Werden Sie auch eine

MATHILDE

Sichtbar und einflussreich ohne sich anzupassen

Polit-Diskussion und Jubiläen im Christel Göttert Verlag in Rüsselsheim

Rund 30 Frauen aus Deutschland, Österreich und der Schweiz waren am 9. und 10. Oktober nach Rüsselsheim in den Christel Göttert Verlag gekommen, um zum Thema »Sichtbar und einflussreich ohne sich anzupassen« miteinander zu diskutieren – eingeladen von der Online-Zeitung für Philosophie und Politik »www.beziehungsweise-weiterdenken.de«. Dabei wollten sie auch zwei Jubiläen feiern: Vor genau zehn Jahren erschien im Christel Göttert Verlag der Text »Liebe zur Freiheit – Hunger nach Sinn«. Diese Flugschrift über Weiberwirtschaft und den Anfang der Politik eröffnete die kleine philosophisch-politische Reihe des Frauenverlages – und sie initiierte weitere aktive Frauennetzwerke. Und vor 20 Jahren kam »Wie weibliche Freiheit entsteht« von den Frauen des Mailänder Frauenbuchladens in deutscher Übersetzung heraus.

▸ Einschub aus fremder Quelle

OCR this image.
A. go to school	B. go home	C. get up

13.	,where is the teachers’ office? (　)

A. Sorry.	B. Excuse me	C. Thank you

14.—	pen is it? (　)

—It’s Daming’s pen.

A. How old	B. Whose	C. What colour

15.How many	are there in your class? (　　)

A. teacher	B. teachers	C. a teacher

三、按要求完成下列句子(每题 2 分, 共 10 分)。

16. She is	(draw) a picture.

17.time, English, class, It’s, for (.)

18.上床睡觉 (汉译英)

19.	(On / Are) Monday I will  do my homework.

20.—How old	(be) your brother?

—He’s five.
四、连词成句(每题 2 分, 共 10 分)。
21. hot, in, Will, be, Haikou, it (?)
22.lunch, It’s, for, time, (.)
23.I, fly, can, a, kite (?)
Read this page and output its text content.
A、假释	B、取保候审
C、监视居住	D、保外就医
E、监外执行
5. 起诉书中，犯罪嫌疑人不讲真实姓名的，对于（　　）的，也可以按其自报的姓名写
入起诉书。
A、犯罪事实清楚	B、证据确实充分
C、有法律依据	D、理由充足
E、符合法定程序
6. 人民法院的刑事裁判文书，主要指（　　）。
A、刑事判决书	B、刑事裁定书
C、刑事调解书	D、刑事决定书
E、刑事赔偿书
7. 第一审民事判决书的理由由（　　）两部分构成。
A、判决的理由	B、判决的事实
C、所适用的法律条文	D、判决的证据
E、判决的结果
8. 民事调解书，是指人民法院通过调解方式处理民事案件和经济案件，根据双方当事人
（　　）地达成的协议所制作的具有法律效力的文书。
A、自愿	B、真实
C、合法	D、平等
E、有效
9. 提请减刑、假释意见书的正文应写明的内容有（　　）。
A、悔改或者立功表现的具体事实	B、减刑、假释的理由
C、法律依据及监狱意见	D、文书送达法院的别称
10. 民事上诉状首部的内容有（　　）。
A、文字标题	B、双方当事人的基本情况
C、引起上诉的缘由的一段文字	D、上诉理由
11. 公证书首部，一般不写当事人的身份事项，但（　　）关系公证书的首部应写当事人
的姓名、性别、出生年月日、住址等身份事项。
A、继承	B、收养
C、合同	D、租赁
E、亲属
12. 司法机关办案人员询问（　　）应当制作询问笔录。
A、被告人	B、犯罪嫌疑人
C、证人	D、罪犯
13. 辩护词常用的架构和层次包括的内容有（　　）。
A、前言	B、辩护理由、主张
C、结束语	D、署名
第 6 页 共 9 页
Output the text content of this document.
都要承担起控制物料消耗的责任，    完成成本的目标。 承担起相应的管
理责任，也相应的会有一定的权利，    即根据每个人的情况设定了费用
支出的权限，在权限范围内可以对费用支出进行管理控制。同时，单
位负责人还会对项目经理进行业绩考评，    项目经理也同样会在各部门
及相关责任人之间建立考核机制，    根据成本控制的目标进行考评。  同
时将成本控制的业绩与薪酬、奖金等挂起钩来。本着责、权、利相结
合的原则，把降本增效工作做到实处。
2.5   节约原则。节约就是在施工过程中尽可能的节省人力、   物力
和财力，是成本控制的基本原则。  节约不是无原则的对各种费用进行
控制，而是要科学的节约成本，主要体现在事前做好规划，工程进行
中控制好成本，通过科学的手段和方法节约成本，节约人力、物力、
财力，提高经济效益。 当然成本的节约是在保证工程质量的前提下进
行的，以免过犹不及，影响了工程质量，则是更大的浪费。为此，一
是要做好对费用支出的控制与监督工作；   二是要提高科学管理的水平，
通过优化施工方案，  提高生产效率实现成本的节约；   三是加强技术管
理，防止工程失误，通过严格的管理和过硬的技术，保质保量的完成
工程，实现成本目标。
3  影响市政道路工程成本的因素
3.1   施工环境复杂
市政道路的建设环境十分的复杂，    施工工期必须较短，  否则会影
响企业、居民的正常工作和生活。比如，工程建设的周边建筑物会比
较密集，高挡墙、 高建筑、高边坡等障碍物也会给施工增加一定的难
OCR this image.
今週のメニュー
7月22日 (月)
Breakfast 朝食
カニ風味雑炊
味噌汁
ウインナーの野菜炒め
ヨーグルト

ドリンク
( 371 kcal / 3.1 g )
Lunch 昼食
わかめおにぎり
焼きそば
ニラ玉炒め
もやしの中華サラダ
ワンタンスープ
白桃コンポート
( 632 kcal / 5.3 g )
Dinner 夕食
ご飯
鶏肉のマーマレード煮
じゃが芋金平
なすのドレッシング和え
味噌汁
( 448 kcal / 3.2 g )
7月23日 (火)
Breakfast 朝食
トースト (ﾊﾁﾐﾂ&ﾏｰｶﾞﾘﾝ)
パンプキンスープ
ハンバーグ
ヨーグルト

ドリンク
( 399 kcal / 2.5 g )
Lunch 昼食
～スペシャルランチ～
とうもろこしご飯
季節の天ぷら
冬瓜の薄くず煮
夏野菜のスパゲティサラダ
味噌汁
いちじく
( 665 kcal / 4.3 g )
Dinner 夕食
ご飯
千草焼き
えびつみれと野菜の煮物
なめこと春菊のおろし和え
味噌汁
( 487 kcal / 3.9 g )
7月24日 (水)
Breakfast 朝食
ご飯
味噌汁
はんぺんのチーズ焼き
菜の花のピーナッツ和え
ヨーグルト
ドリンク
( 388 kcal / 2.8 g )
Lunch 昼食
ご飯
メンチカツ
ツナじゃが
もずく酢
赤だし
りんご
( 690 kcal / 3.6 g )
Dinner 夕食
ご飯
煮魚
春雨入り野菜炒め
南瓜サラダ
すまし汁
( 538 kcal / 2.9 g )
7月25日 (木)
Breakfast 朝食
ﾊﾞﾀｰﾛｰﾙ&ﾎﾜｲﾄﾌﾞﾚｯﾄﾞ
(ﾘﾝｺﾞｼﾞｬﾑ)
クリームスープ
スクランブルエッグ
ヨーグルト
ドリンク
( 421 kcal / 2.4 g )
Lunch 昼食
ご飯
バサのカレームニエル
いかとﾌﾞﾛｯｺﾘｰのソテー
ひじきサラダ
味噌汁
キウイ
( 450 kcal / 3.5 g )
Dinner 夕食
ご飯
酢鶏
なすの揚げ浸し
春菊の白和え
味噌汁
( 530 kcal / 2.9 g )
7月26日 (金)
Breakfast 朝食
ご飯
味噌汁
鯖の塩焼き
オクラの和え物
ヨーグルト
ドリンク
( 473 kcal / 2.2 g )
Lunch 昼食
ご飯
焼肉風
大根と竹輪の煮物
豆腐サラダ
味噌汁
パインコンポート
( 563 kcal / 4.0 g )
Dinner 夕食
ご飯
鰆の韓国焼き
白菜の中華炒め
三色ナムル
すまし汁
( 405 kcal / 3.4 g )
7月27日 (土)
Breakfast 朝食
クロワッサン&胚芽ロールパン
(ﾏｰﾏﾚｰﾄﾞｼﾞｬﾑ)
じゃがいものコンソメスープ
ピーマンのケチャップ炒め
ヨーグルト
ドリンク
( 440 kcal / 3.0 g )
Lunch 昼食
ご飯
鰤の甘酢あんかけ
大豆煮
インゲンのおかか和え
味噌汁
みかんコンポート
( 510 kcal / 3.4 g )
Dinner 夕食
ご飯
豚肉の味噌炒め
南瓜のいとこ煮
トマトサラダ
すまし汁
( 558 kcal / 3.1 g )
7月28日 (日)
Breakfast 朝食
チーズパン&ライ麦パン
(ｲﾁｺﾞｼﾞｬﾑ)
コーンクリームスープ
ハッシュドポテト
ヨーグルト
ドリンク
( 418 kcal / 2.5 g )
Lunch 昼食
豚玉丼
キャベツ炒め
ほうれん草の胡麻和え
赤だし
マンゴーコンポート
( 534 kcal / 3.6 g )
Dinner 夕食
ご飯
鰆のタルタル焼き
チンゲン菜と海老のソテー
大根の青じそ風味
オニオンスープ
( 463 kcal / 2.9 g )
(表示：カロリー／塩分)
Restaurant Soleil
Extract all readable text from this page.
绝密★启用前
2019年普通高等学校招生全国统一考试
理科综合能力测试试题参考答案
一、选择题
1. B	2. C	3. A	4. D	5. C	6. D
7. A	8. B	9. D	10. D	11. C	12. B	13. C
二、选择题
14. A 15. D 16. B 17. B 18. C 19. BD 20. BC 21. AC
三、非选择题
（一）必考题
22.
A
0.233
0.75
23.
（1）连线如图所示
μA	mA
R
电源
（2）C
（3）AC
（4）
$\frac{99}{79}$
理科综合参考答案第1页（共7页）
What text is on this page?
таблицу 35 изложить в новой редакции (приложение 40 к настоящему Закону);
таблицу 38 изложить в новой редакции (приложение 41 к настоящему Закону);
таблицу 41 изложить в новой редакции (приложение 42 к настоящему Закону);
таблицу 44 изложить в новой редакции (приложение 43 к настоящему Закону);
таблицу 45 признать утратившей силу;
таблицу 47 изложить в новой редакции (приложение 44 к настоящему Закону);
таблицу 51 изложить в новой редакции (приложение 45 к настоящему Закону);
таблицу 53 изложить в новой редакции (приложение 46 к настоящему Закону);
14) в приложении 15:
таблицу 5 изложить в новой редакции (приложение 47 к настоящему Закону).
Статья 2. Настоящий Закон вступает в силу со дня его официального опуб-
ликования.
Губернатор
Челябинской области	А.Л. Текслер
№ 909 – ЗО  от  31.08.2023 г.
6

Aus den unterschiedlichsten Wirkungsbereichen waren die Frauen gekommen: neben den sieben Redakteurinnen von »beziehungsweise-weiterdenken« (darunter mit Dorothee Markert und Antje Schrupp zwei der vier Autorinnen der »Flugschrift« und die Verlegerin Christel Göttert) z.B. Frauenbeauftragte und interessierte Frauen aus der Region, von »Frauenstudien München«, von der Kasseler Arbeitsgruppe zur feministischen Freiraumplanung »Chora«, vom Züricher Labyrinthplatz, vom österreichischen Netzwerk gegen Armut und soziale Ausgrenzung aus Wien, von der Internationalen Assoziation von Philosophinnen, Tanz- und Theatertherapeutinnen, Journalistinnen, Schriftstellerinnen und Denkerinnen wie die Philosophinnen-Lexikon-Herausgeberin Marit Rullmann oder Carola Meier-Seethaler, die schon in den 80er-Jahren mit ihren dissidenten Thesen zur Kulturgeschichte feministisch wirkte.

Wie können Frauen ihre berechtigten Anliegen und ihr Wissen in die Welt bringen, ohne ein schlechtes System zu nähren? Müssen wir uns anpassen, um verstanden zu werden? Mehr Funktionen übernehmen vor allem in Kontexten, in denen Feministisches nicht gefragt ist, um Einfluss zu gewinnen? Und immer wieder tauchte in der Tagung die Frage auf: Welche praktischen Strategien können dazu beitragen, unsere Ideen zu einem guten Leben zirkulieren zu lassen, ohne dass unsere Energien verpuffen?

Hier einige der Anregungen, die der lebendige Austausch ergab: wenn Fraueninteressen nicht beachtet werden, den eigenen feministischen Standpunkt deutlich machen, auch wenn wir bei Entscheidungen überstimmt werden (und in dieser Situation keine Harmonie oder Anerkennung erhoffen), Männer bei ihrer emanzipatorischen Ehre packen und dabei genau überlegen, was wir mit ihnen erreichen wollen, bei Diskussionen andere Settings entwickeln, die ein wirkliches Verstehen und Aufeinander-Eingehen begünstigen oder überhaupt erst herstellen, nicht an enttäuschenden Situationen kleben bleiben, an den zweiten Anlauf glauben, Gedanken und Kraft für ihre Umsetzung in Beziehungen (unter Frauen) entstehen lassen, hartnäckig auf symbolische Sichtbarkeit achten, die Welt verändernde Praxis der Frauen wahrnehmen, Orte wirklicher Relevanz aufsuchen (und nicht nur die in den Medien gepriesenen beachten) und die eigene Zufriedenheit als Kompass nutzen.

Den lebendigen Austausch mit den Nutzerinnen ihrer Online-Zeitung (die vor drei Jahren im Netz gestartet wurde) wird die Redaktion sicher fortsetzen. Die Weiterentwicklung wird auch auf der Internetplattform zu verfolgen sein.